Il faut épater «El djirene» (voisins) et «el familia» (la famille). Alors, on doit choisir un «kbichou» (mouton) qui ressemble plus à un taureau, avec des cornes comme ceux d’un cerf. Plus le prix sera élevé, mieux c’est!
Pour certains, l’Aïd est un moment de partage et de solidarité, mais pour d’autres c’est surtout un moment de… frime et d’exhibition! Comme pour les mariages, cette fête religieuse est devenue un concours pour qui en mettra plein la vue à ses voisins et sa famille. Il faut épater «El djiréne» (voisins) et «el familia» (la famille). Alors, on doit choisir un «kbichou» (mouton) qui ressemble plus à un taureau, avec des cornes comme ceux d’un cerf. Plus le prix sera élevé, mieux c’est! À l’exemple de cette famille de six personnes dans la banlieue algéroise qui a décidé d’acheter tout simplement six moutons, un par personne! «Cela nous est revenu à presque 500.000 dinars», disent-ils fièrement à qui veut bien l’entendre. Cette famille qui est considérée comme étant des «nouveaux riches» expose fièrement ses bêtes à l’entrée de leur bâtisse aux trois étages- trois garages. Un moyen pour eux de s’affirmer dans ce quartier relativement chic de la banlieue algéroise, diront les mauvaises langues. En tout cas, ils ont réussi à faire parler d’eux même si c’est dans le mauvais sens de la chose. C’est aussi le cas de cet autre «richard» qui, lui, n’a pas acheté six moutons, mais un presque au prix de six. «Je l’ai acheté à 200.000 dinars», raconte-t-il à ses voisins, émerveillés devant ce bélier aux cornes «33 tours». «C’est le mouton le plus cher que j’ai trouvé, je pense avoir acheté le plus cher d’Alger», répète-t-il sans cesse à des voisins dont certains se donnent un malin plaisir à le taquiner en racontant qu’il avait trouvé un autre encore plus cher dans un autre quartier de la capitale. «C’est impossible, si c’est vrai emmenez-moi, je vais l’acheter au double de son prix», répond-il énervé. «El Djabri», comme il est surnommé, lui a fait encore mieux. Ce père de cinq enfants a carrément acheté un veau! Le seul problème, c’est qu’il ne peut pas sortir son taureau incontrôlable de chez lui et encore moins le confier à ses enfants pour qu’il fasse le tour de la «houma» (quartier).

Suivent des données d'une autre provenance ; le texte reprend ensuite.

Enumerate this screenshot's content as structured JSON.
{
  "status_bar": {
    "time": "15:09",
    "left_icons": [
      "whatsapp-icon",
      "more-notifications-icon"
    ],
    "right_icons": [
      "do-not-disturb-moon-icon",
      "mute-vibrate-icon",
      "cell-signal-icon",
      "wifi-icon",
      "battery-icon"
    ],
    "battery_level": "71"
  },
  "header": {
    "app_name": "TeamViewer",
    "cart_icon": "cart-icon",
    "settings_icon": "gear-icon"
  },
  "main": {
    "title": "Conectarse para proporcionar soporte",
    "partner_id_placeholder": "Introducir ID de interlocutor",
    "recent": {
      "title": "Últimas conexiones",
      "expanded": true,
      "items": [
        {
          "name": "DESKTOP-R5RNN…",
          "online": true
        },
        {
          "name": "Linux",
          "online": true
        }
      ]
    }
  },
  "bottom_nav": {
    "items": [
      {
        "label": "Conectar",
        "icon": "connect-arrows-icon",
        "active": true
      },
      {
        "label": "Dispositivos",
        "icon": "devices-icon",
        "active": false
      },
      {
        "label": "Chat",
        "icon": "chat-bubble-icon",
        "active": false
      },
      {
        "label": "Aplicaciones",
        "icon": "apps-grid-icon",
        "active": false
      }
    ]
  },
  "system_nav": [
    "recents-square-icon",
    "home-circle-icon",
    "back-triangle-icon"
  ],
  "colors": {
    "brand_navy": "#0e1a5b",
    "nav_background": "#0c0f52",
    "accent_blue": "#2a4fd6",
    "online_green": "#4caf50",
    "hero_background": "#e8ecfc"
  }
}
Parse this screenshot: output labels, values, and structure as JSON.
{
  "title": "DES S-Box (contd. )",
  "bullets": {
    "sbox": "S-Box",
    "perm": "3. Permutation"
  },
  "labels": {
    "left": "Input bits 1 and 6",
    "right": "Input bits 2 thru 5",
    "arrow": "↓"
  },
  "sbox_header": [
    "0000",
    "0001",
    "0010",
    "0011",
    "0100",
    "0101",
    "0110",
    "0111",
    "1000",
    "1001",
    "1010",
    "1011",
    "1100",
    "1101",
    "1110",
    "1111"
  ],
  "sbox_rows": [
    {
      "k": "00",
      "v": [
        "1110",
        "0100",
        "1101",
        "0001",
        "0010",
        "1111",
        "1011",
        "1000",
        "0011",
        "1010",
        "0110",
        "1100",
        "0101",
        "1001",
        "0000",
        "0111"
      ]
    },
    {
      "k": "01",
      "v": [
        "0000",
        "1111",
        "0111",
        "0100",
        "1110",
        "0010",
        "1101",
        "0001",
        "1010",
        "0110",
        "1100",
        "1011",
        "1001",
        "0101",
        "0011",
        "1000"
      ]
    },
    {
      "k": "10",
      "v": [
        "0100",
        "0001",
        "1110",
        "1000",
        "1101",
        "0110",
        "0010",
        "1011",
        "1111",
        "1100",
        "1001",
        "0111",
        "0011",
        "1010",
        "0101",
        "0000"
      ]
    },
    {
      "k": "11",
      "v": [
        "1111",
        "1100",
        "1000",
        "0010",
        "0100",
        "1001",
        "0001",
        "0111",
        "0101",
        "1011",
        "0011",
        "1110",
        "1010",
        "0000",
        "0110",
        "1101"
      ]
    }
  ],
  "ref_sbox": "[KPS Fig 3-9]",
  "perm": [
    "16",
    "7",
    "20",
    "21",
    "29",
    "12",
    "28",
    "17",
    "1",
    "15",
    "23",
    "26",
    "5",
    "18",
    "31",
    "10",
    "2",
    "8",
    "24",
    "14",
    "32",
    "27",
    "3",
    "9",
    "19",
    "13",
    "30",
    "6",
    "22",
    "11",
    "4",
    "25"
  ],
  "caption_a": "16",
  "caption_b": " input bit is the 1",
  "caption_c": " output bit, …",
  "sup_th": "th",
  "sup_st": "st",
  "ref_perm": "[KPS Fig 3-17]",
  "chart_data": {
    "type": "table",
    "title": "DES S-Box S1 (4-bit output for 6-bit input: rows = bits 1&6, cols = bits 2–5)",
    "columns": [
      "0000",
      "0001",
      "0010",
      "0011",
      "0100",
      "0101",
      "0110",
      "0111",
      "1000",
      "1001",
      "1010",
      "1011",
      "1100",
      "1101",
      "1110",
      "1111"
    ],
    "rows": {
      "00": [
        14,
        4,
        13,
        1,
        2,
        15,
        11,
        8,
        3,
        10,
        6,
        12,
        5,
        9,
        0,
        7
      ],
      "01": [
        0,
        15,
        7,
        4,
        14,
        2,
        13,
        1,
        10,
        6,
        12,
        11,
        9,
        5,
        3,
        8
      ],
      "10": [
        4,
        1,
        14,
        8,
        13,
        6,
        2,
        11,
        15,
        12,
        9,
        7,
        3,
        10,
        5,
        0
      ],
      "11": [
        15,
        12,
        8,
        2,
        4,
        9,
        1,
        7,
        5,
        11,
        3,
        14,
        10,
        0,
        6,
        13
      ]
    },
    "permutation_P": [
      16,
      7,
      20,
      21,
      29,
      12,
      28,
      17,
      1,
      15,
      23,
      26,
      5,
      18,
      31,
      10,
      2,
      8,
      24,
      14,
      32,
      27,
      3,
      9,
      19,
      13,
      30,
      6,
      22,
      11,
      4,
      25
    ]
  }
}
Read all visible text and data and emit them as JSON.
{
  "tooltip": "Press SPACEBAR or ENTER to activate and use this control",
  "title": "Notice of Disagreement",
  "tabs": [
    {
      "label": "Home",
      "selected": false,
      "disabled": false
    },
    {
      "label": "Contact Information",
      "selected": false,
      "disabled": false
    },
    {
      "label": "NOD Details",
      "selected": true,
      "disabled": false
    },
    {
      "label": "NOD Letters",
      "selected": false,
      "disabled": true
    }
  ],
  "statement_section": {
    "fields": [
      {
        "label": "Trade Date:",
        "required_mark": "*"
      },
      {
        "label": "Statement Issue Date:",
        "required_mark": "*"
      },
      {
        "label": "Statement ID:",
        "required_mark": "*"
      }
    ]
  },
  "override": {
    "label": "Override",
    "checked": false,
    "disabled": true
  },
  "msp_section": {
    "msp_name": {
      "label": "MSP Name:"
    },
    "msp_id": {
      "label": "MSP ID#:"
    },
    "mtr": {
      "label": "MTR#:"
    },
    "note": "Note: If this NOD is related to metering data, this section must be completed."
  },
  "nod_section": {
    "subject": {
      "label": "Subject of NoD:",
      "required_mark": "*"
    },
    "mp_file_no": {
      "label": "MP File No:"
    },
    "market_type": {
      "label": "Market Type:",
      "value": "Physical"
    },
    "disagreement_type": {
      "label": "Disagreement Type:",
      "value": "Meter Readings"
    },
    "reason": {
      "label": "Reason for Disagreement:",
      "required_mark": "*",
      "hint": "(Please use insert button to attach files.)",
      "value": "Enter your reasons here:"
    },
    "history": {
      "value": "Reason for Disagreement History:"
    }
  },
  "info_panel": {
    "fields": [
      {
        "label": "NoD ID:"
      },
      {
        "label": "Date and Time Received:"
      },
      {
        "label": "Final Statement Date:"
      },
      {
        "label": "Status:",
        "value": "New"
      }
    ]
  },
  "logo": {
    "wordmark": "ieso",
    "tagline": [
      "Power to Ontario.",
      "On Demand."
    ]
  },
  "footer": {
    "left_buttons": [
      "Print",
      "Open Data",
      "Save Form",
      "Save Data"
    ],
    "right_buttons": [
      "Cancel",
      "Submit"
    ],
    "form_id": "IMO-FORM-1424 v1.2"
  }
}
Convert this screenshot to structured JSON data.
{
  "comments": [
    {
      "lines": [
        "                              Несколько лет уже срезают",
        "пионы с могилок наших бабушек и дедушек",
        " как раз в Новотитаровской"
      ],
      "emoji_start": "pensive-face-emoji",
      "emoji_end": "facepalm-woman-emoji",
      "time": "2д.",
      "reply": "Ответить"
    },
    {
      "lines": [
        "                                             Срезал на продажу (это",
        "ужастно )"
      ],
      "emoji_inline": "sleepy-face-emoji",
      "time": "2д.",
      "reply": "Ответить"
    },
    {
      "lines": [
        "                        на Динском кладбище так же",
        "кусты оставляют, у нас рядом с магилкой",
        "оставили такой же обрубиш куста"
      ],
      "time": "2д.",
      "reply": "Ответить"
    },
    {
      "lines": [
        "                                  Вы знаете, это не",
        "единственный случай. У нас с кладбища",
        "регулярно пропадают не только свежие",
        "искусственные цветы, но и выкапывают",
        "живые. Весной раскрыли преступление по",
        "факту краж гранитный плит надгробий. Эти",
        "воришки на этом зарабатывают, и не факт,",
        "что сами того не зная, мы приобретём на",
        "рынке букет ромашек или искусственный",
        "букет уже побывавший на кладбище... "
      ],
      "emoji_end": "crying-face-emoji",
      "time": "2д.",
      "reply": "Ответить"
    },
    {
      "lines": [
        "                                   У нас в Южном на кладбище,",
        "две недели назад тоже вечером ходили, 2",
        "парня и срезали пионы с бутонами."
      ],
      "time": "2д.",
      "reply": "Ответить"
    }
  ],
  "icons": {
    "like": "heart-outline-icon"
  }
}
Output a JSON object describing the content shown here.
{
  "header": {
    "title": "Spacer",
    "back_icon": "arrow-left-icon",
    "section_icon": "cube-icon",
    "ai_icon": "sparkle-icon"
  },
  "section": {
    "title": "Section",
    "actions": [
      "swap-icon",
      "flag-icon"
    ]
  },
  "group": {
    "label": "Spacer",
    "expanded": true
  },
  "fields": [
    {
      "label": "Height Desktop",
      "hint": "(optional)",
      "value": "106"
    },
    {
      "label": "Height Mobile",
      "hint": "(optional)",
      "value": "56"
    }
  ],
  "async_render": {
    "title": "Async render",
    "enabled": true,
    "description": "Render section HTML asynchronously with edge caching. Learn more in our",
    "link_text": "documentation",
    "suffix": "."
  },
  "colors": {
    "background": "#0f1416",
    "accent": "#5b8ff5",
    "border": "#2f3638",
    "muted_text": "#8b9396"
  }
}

Il a donc trouvé la solution magique, laisser le portail de la maison ouvert pour que tous ceux qui passent aperçoivent la bête exhibée dans ses plus belles postures. «Il ne supporte pas que le portail soit fermé, cela l’énerve et il risque de faire des dégâts», assure-t-il pour justifier son «expo». Si «El Djabri» et ses amis sont des fortunés qui cherchent à se faire remarquer, le «m’as tu-vu» du mouton touche aussi les personnes moins aisées. C’est même dans les quartiers populaires que la «concurrence» est la plus rude.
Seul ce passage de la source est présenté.